Server revenue reached $4.3 billion, a 30% increase in constant currency (CC), but fell sequentially due to the timing of AI systems deals. HPE signed $1.6 billion in net AI orders, mostly from model builders, recognizing $900 million in AI revenue, more than double last year but down sequentially due to chip availability and customer readiness. These factors are expected to continue impacting the AI business.
Margins declined year-over-year in both Server and Intelligent Edge segments, contributing to the EPS miss. Traditional server margins were affected by aggressive pricing competition and higher AI inventory due to demand shifts to next-gen GPUs.
To improve margins, HPE has limited hiring, travel, and discretionary expenses and reduced its workforce to align costs with demand. Margin pressure is expected to persist over the next 1-2 quarters.
Regarding its pending acquisition of Juniper Networks (JNPR, Financial), a trial date is set for July 9 following a DOJ lawsuit to block the deal. HPE believes the DOJ's market analysis is flawed and expects to close the deal by the end of FY25.
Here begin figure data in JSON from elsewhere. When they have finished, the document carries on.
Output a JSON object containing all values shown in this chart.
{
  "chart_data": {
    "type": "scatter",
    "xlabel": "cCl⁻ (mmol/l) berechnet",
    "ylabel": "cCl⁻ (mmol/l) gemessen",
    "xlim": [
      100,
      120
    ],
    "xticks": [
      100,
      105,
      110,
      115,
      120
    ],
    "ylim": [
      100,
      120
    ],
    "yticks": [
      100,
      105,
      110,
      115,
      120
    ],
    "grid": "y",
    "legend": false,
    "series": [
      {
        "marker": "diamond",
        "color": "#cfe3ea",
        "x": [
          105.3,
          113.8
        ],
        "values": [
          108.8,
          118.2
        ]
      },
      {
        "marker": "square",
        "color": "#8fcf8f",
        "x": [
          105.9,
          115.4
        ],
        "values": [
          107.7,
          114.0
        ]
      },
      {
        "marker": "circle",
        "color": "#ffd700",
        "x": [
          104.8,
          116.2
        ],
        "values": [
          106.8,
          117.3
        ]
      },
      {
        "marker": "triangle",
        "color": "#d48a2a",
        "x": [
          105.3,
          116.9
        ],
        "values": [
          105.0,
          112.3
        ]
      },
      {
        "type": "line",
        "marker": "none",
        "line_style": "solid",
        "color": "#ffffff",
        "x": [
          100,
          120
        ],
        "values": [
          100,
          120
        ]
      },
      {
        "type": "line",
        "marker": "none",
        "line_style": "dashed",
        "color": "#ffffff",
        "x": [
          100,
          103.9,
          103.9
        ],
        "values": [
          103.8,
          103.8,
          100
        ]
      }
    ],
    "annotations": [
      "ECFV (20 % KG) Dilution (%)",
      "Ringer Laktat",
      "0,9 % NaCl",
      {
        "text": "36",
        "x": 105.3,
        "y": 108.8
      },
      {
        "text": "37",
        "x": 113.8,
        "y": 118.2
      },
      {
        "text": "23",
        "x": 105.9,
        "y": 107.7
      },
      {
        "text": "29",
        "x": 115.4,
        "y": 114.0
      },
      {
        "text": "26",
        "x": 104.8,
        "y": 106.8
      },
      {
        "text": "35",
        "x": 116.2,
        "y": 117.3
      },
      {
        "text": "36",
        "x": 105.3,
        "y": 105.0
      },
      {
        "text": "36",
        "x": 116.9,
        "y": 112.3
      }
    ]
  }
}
The quarter highlighted a significant concern with HPE's guidance falling short of expectations, particularly in the AI systems segment. Investors are cautious due to the lumpy nature of large AI deals, a sentiment echoed by Marvell (MRVL, Financial) recently, raising fears of an AI digestion issue in the coming months. HPE anticipates higher AI revenue conversion in the second half of FY25, driven by the transition to Blackwell GPUs, but investor apprehension remains.